Last year, Humpy sold roughly $15 million worth of body; that is, his “stable” of 25 clients generated about $15 million in billings for his agency, Loob, Lather and Friction, LLC. Humpy’s 10% commission (the rate set by law – 10% is the maximum an agency can charge – but they can charge less) generated $1.5 million in revenues for his firm.
Humpy doesn’t get to keep $1.5 million, however. Not even close. In the course of Humpy doing business, he incurred a ton of expenses – “doing lunch” and the myriad other favors he has to perform in the normal course of his business costs dough. In fact, he had almost $300,000 in expenses last year – so his net take was $1.2 million.
The partnership itself had almost a million bucks in profits as well so Humpy got his 300 grand from that distribution for a grand total of $1.5 million… pre-tax. He lives in California where state government generally taxes the successful mercilessly – after Federal and State taxes, Humpy ends up with $800,000 in his pocket. Not bad. Not bad at all.

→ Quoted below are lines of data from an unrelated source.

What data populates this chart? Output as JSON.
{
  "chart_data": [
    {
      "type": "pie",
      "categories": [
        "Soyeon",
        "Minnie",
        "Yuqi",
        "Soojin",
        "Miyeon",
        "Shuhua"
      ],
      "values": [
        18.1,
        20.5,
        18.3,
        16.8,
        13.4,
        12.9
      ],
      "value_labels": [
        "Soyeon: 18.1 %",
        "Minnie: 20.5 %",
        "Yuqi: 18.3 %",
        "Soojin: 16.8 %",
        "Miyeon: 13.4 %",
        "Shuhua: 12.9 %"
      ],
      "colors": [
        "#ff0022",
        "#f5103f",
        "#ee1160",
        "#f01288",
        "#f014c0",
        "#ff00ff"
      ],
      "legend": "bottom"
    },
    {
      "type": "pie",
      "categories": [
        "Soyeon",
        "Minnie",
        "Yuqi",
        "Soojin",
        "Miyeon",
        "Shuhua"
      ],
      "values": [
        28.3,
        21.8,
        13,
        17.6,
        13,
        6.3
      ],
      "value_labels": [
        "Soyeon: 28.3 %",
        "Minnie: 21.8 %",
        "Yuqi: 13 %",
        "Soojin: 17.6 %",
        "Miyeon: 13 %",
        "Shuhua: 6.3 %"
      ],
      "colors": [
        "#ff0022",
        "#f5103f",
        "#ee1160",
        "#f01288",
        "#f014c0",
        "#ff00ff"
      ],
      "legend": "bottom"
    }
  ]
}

But this was a banner year – last year he’d only grossed $450,000. And while it may seem like a ton of money to a teenager, Humpy is barely able to afford a 3 bedroom home in a decent neighborhood with this kind of money. So… it’s good. But Humpy’s room mate in college went on to do investment banking and makes per month what Humpy makes in a banner year. And that investment banker will be BETTER at age 50 than he is at 35; Humpy knows he won’t – in fact, his career will likely be over by then. So he’s saving his pennies. And after all the alimonies he’ll owe, it likely will in fact be pennies.